Fortunatamente la curiosità dei bambini (di allora) e di un altro personaggio molto conosciuto a quei tempi, ci ha consentito di avere ulteriori elementi di indagine ed una descrizione molto più dettagliata.

Va detto, innanzitutto, che quella particolare pesca oltre a suscitare una naturale curiosità tra la gente del porto, vide la vivace reazione di alcuni vecchi marinai che, contestandone l’esibizione pubblica con un atteggiamento di “superstizioso pudore”, presagirono grossi guai per chi lo aveva pescato e per chi avesse guardato negli occhi quell’essere. La prassi da seguire, dettata dalla tradizione marinara relativa alle “strane pescate”, era chiara da tempi immemorabili: bisognava ributtare in mare tutto ciò che non trovava riscontro nell’esperienza.

Stiamo parlano degli anni che vanno tra il 1938 e il 1940 e già da allora il centro delle attività goliardiche, nonché di caccia e pesca sportiva, era la botteguccia artigiana di Francesco De Luca, più comunemente conosciuto con il nome di “Ciccillo ’i Maistà”. Dopo varie sevizie ed improbabili “appercantamiént’” (riti rievocativi delle forze del bene) di Marietta ’a Gaetana, finalmente l’animale fu affidato a Ciccillo affinché lo studiasse e desse il suo responso. Come c’era da aspettarselo, la ricognizione di Ciccillo non si limitò all’esplorazione esterna di quello strano essere, egli infatti, adagiatolo su un gradino di Via Scarpellini, sotto lo sguardo attento, schifato e preoccupato dei presenti (bambini in prima fila tra i quali Anna De Vito) lo sezionò accuratamente osservandone attentamente gli organi interni.

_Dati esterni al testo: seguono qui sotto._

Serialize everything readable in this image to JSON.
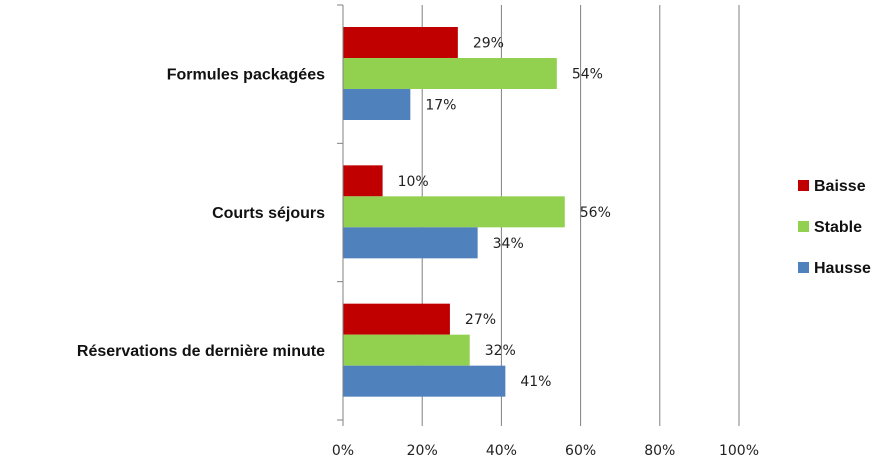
{
  "chart_data": {
    "type": "bar",
    "orientation": "horizontal",
    "categories": [
      "Formules packagées",
      "Courts séjours",
      "Réservations de dernière minute"
    ],
    "series": [
      {
        "name": "Baisse",
        "color": "#c00000",
        "values": [
          29,
          10,
          27
        ]
      },
      {
        "name": "Stable",
        "color": "#92d050",
        "values": [
          54,
          56,
          32
        ]
      },
      {
        "name": "Hausse",
        "color": "#4f81bd",
        "values": [
          17,
          34,
          41
        ]
      }
    ],
    "value_suffix": "%",
    "xlim": [
      0,
      100
    ],
    "xticks": [
      0,
      20,
      40,
      60,
      80,
      100
    ],
    "xtick_labels": [
      "0%",
      "20%",
      "40%",
      "60%",
      "80%",
      "100%"
    ],
    "grid": "vertical",
    "gridline_color": "#808080",
    "legend_position": "right"
  }
}
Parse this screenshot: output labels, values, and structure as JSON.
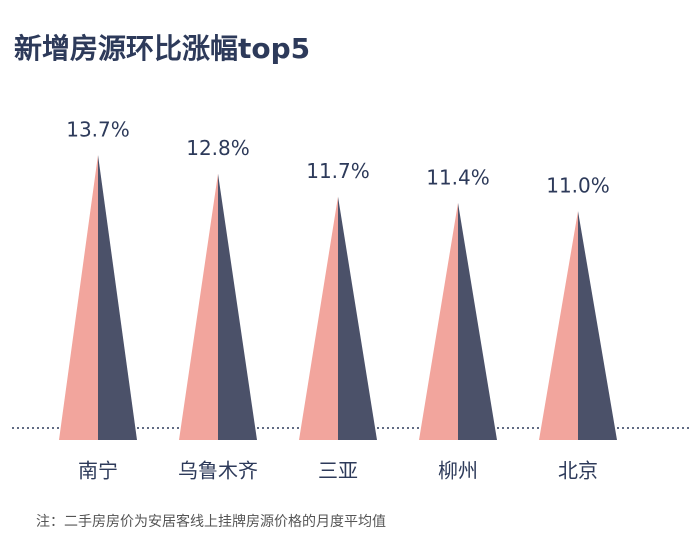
{
  "chart_data": {
    "type": "pyramid",
    "title": "新增房源环比涨幅top5",
    "categories": [
      "南宁",
      "乌鲁木齐",
      "三亚",
      "柳州",
      "北京"
    ],
    "values": [
      13.7,
      12.8,
      11.7,
      11.4,
      11.0
    ],
    "value_labels": [
      "13.7%",
      "12.8%",
      "11.7%",
      "11.4%",
      "11.0%"
    ],
    "colors": [
      "#f2a59d",
      "#4b5169"
    ],
    "note": "注：二手房房价为安居客线上挂牌房源价格的月度平均值"
  }
}
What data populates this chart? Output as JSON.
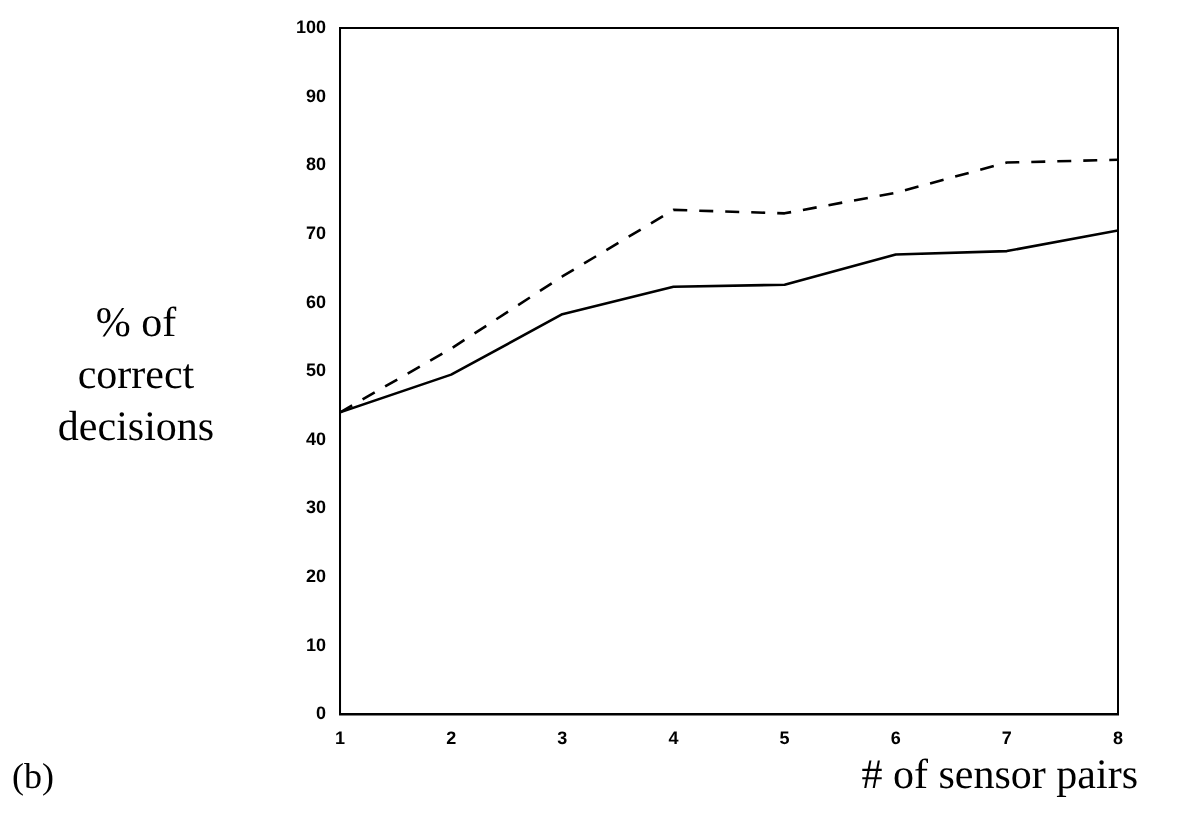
{
  "chart_data": {
    "type": "line",
    "xlabel": "# of sensor pairs",
    "ylabel": "% of correct decisions",
    "annotations": [
      "(b)"
    ],
    "x": [
      1,
      2,
      3,
      4,
      5,
      6,
      7,
      8
    ],
    "series": [
      {
        "color": "#000000",
        "line_style": "solid",
        "values": [
          44,
          49.5,
          58.3,
          62.3,
          62.6,
          67,
          67.5,
          70.5
        ]
      },
      {
        "color": "#000000",
        "line_style": "dashed",
        "values": [
          44,
          53.3,
          63.8,
          73.5,
          73,
          76,
          80.4,
          80.8
        ]
      }
    ],
    "xlim": [
      1,
      8
    ],
    "xticks": [
      1,
      2,
      3,
      4,
      5,
      6,
      7,
      8
    ],
    "ylim": [
      0,
      100
    ],
    "yticks": [
      0,
      10,
      20,
      30,
      40,
      50,
      60,
      70,
      80,
      90,
      100
    ],
    "marker": "none",
    "legend": false
  }
}
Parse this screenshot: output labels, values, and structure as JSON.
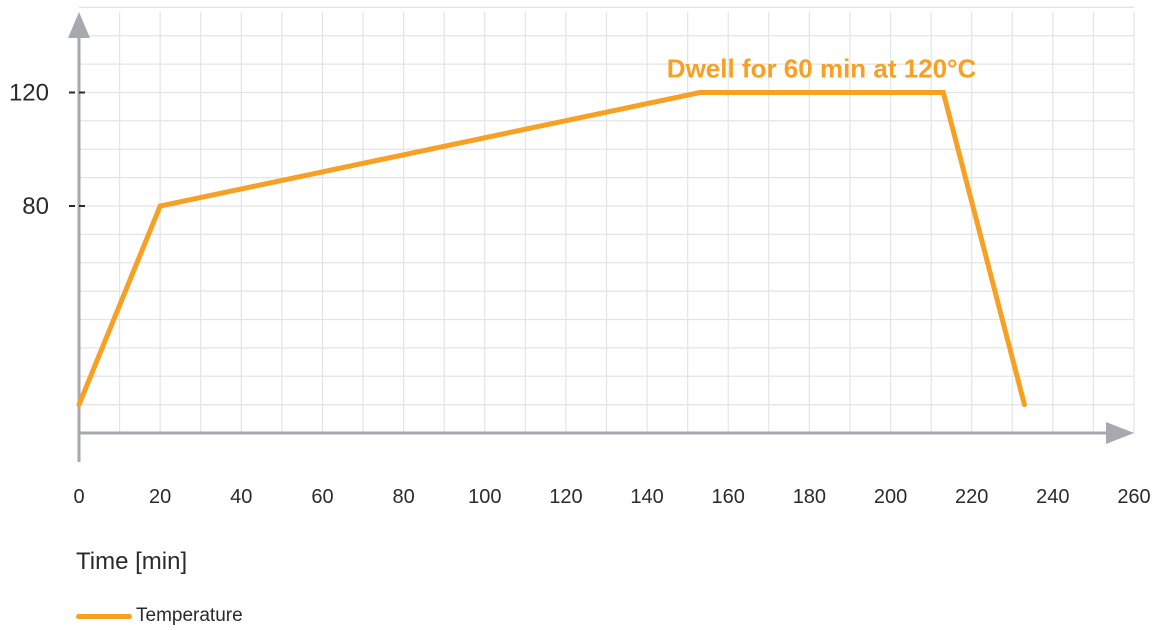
{
  "chart_data": {
    "type": "line",
    "title": "",
    "xlabel": "Time [min]",
    "ylabel": "",
    "xlim": [
      0,
      260
    ],
    "ylim": [
      0,
      150
    ],
    "x_ticks": [
      "0",
      "20",
      "40",
      "60",
      "80",
      "100",
      "120",
      "140",
      "160",
      "180",
      "200",
      "220",
      "240",
      "260"
    ],
    "y_ticks": [
      {
        "value": 80,
        "label": "80"
      },
      {
        "value": 120,
        "label": "120"
      }
    ],
    "grid": true,
    "legend_position": "bottom-left",
    "series": [
      {
        "name": "Temperature",
        "color": "#F7A023",
        "x": [
          0,
          20,
          153,
          213,
          233
        ],
        "y": [
          10,
          80,
          120,
          120,
          10
        ]
      }
    ],
    "annotations": [
      {
        "text": "Dwell for 60 min at 120°C",
        "x": 183,
        "y": 120,
        "color": "#F7A023"
      }
    ],
    "axis_color": "#a7a9ae",
    "grid_color": "#e3e4e6"
  }
}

Premesso che quando l’animale fu issato in barca era ancora vivo e che respirava attraverso due pronunciate narici quasi a proboscide, dal sezionamento risultò dotato di un solo polmone e da un sistema di riproduzione simile ai delfini, ma bisessuale. Un incrocio formidabile tra delfino e squalo, considerato in particolar modo la pelle rasposa e la grossa e tagliente pinna dorsale. Portava anche due pronunciate pinne addominali.

Secondo il parere di Ciccillo, quell’animale lungo poco più di un metro e di circa 30 chili di peso, era un incrocio mai visto fra almeno tre specie marine: delfino, squalo e pescespada.

Ma la cosa che appariva piuttosto fuori dal normale per un animale marino, erano gli occhi molto simili a quelli di un cane.
Raccontava Cesare Tagliamonte, conosciuto con il nome di “Cesarettino”, a quel tempo marinaio di nonno Damiano, che quello strano essere, una volta issato a bordo, non si dimenava come di solito fanno i pesci, ma osservava loro due seguendoli con lo sguardo. Arrivati a terra, un altro pescatore (Domenico “scassa scoglio”), alla vista di quello strano pesce dal respiro pesante che lo osservava, preso da forte timore, lo uccise a martellate nonostante Damiano, intento ad ormeggiare il gozzo, gli intimasse di non toccarlo.

Occorre arrivare a metà degli anni sessanta, quando una paranza intenta alla pesca nelle acque di Zannone, recuperò un pesce simile a quello di nonno Damiano, ma con l’unica variante nel colore: era nero inchiostro. Alla vista di quella strana e “tranquilla” creatura, questa volta, seguendo la tradizione, i marinai lo ributtarono in mare per poi raccontare l’accaduto.

Qualche mese dopo, dalle pagine de La Domenica del Corriere, un articolo parlava di ritrovamenti simili lungo le coste calabresi.
Il nome che gli studiosi di biologia marina vollero dare a quell’animale, probabilmente colpiti dagli occhi, fu di “pesce uomo”.